When Target opened its Compton store, the company expected a higher risk of crime and took steps to address it – beefing up the store’s security detail and working with the city to get a sheriff’s substation on site. It even built the aisles lower than usual to make it easier for managers to monitor what was happening in the store.

But it didn’t anticipate that its workforce – hired locally to provide the area with much-needed jobs – would be prone to absenteeism and turnover.

“There was domestic violence, teenage pregnancy. We’ve had situations where team members were homeless and living in their cars but still coming to work,” said Alice Reyes, head of human resources at the Compton Target. “More than half of my day was dealing with team member concerns – ‘What should I do? Where should I go?’ They needed someone to talk to, someone who would listen.”

So shortly after opening, Target contracted with ComPsych to provide a workplace counselor, borrowing an idea first tried at a Chicago Target.

ComPsych gave the assignment to Edwards, a divorced mother of four who lives in Paramount, Calif., based on her familiarity with the area and its issues.

In a few short years, “Miss Saundra,” as she’s known around the Compton store, has become part of this close-knit group of 200 employees.

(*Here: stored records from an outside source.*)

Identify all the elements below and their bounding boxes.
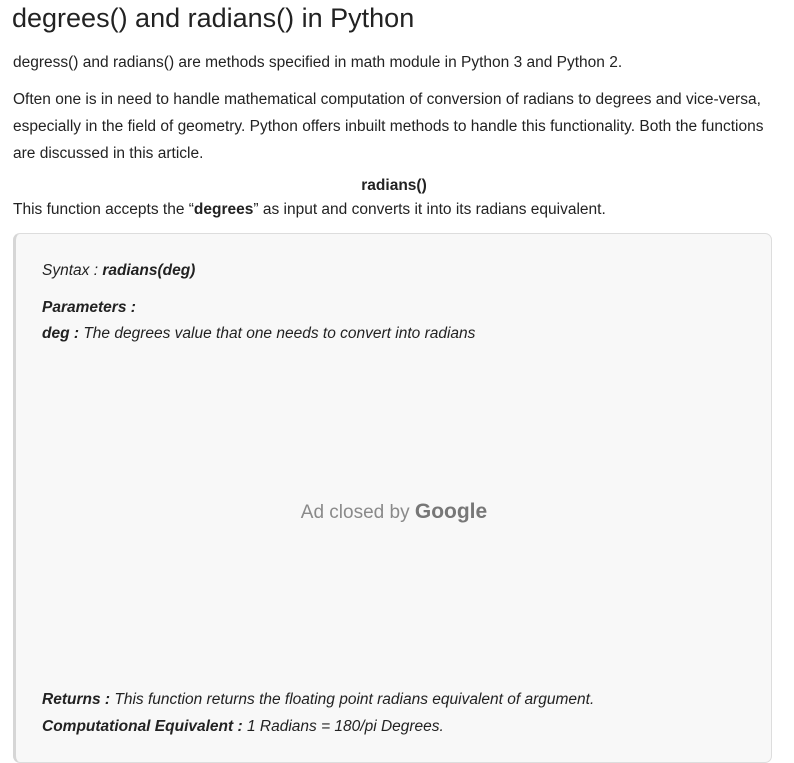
details-box: Syntax : radians(deg) Parameters : deg :… xyxy=(13,233,772,763)
ad-text: Ad closed by xyxy=(300,502,415,523)
google-logo: Google xyxy=(414,500,488,523)
computational-label: Computational Equivalent : xyxy=(42,718,243,735)
section-desc-bold: degrees xyxy=(193,201,254,218)
returns-desc: This function returns the floating point… xyxy=(110,691,595,708)
syntax-value: radians(deg) xyxy=(102,262,196,279)
syntax-label: Syntax : xyxy=(42,262,103,279)
computational-equivalent-line: Computational Equivalent : 1 Radians = 1… xyxy=(42,716,444,738)
section-heading-radians: radians() xyxy=(361,177,427,194)
section-description: This function accepts the “degrees” as i… xyxy=(13,196,606,223)
syntax-line: Syntax : radians(deg) xyxy=(42,260,195,282)
section-desc-after: ” as input and converts it into its radi… xyxy=(253,201,606,218)
parameters-label: Parameters : xyxy=(42,299,136,316)
page-title: degrees() and radians() in Python xyxy=(12,3,415,33)
overview-paragraph: Often one is in need to handle mathemati… xyxy=(13,91,764,162)
ad-closed-notice: Ad closed by Google xyxy=(16,499,772,526)
intro-paragraph: degress() and radians() are methods spec… xyxy=(13,54,623,71)
parameters-heading: Parameters : xyxy=(42,297,136,319)
param-name: deg : xyxy=(42,325,80,342)
returns-line: Returns : This function returns the floa… xyxy=(42,689,594,711)
parameter-deg-line: deg : The degrees value that one needs t… xyxy=(42,323,475,345)
section-desc-before: This function accepts the “ xyxy=(13,201,194,218)
returns-label: Returns : xyxy=(42,691,111,708)
param-desc: The degrees value that one needs to conv… xyxy=(79,325,476,342)
computational-desc: 1 Radians = 180/pi Degrees. xyxy=(242,718,444,735)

They call her a lifesaver, a maternal figure, a confidante. Her success is such that Target expanded her duties to include more stores.

The Compton store was the second Target to have a social worker. Now 69 of the chain’s 1,752 locations have one. Those branches reported a 17 percent average improvement in attendance scores in 2009 compared with the previous year.

“Our Compton store has been a great success story,” Target Chairman and Chief Executive Gregg Steinhafel said. “I’m confident that learnings from our three years in Compton will prove extremely beneficial as we continue to expand.”

New employees learn about Edwards from Day 1 – not just during the official orientation, but also from their new colleagues.

Menefee, the fitting room clerk, says her advice is simple: “Talk to Ms. Edwards, ’cause she can work it out,” she says. “She tells me to scream and let it out, and I do.”